Collections.sort(tickets, new Comparator<List<String>>() {
@Override
public int compare(List<String> o1, List<String> o2) {
int setOff = o1.get(0).compareTo(o2.get(0));
if (setOff != 0)
return setOff;
else
return o1.get(1).compareTo(o2.get(1));
}
});
used = new boolean[tickets.size()];
backtracking(tickets);
return res;
}
}
//第2版,通过80/81,剩一个奇怪的样例没通过。

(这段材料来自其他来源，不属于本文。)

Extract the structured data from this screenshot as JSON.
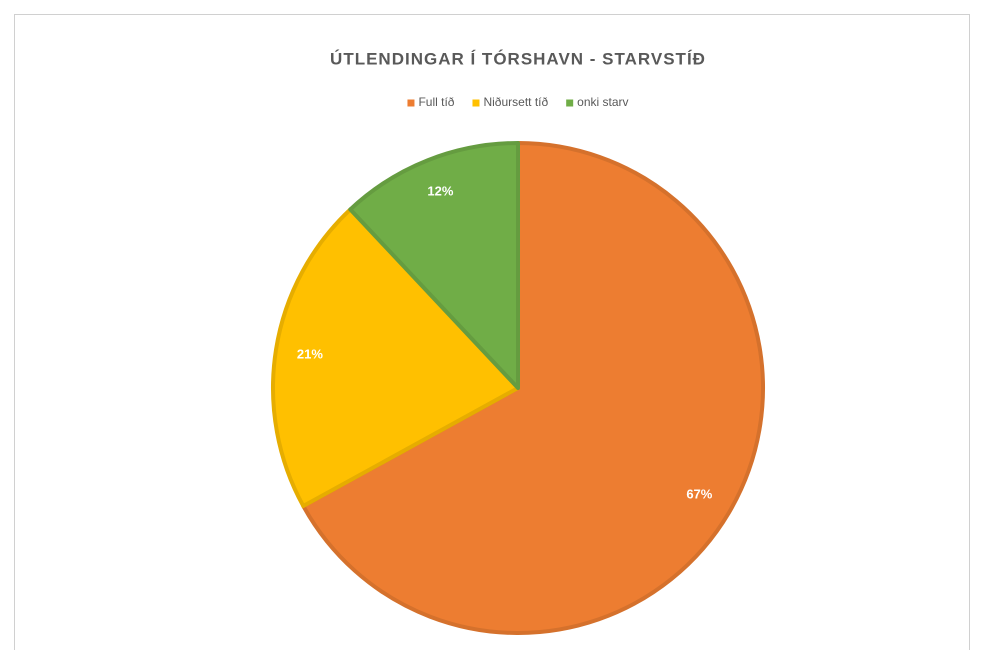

和卡哥的第一份答案一样有个样例没通过
class Solution {
List<String> res = new ArrayList<>();
List<String> paths = new ArrayList<>();
boolean foundResult = false;
boolean[] used;
private void backtracking(List<List<String>> tickets) {
if (foundResult)
return;
if (paths.size() == tickets.size() + 1) {
res.addAll(paths);
foundResult = true;
return;
}
for (int i = 0; i < tickets.size(); i++) {
if (used[i])
continue;
if (!(tickets.get(i).get(0)).equals(paths.get(paths.size()-1)))
continue;
paths.add(tickets.get(i).get(1));
used[i] = true;
backtracking(tickets);
paths.remove(paths.size()-1);
used[i] = false;
}
}
public List<String> findItinerary(List<List<String>> tickets) {
//排序后找到的第一个。
Collections.sort(tickets, new Comparator<List<String>>() {
@Override
public int compare(List<String> o1, List<String> o2) {
int setOff = o1.get(0).compareTo(o2.get(0));
if (setOff != 0)
return setOff;
else
return o1.get(1).compareTo(o2.get(1));
}
});
used = new boolean[tickets.size()];
paths.add("JFK");
backtracking(tickets);
return res;
}
}
//第3版,通过81/81。使用 Map<String, Map<String, Integer>>来存储<出发站,<终点站, 票数>>,其中的终点站使用TreeMap来存储(保证了Key的有序性),比直接使用used更高效。
class Solution {
List<String> res;
Map<String, Map<String, Integer>> ticketMap;
private boolean backtracking(int ticketNum) {
if (res.size() == ticketNum + 1) {
return true;
}
String destination = res.get(res.size()-1);
if (ticketMap.containsKey(destination)) {
for (Map.Entry<String, Integer> desNum : ticketMap.get(destination).entrySet()) {
int count = desNum.getValue();
if (count > 0) {
res.add(desNum.getKey());
desNum.setValue(count - 1);
if (backtracking(ticketNum))
return true;
desNum.setValue(count);
res.remove(res.size()-1);
}
}
}
return false;
}
public List<String> findItinerary(List<List<String>> tickets) {
res = new ArrayList<>();
ticketMap = new HashMap<>();
for (List<String> ticket : tickets) {
Map<String, Integer> tmp;
if (ticketMap.containsKey(ticket.get(0))) {//是否有出发站的票
tmp = ticketMap.get(ticket.get(0));//获取以此为出发站的终点站的票及对应票数量
tmp.put(ticket.get(1), tmp.getOrDefault(ticket.get(1), 0) + 1);//让对应票数加1
} else {
tmp = new TreeMap<>();
tmp.put(ticket.get(1), 1);
}
ticketMap.put(ticket.get(0), tmp);
}
res.add("JFK");
backtracking(tickets.size());
return res;
}
}
总结
hard果然不容易
Leetcode 51. N 皇后
解题思路
每次是否下棋,就判断一下能否下这个皇后。一行一行下。一列一列判断。
代码
class Solution {
List<List<String>> res;
List<StringBuilder> chess;
private boolean isValid(int row, int col, int n) {
// for (int i = 0; i < n; i++)
// if (chess.get(row).charAt(i) == 'Q')
// return false;
for (int i = 0; i < row; i++)
if (chess.get(i).charAt(col) == 'Q')
return false;
for (int i = row-1, j = col-1; i >= 0 && j >= 0; i--, j--)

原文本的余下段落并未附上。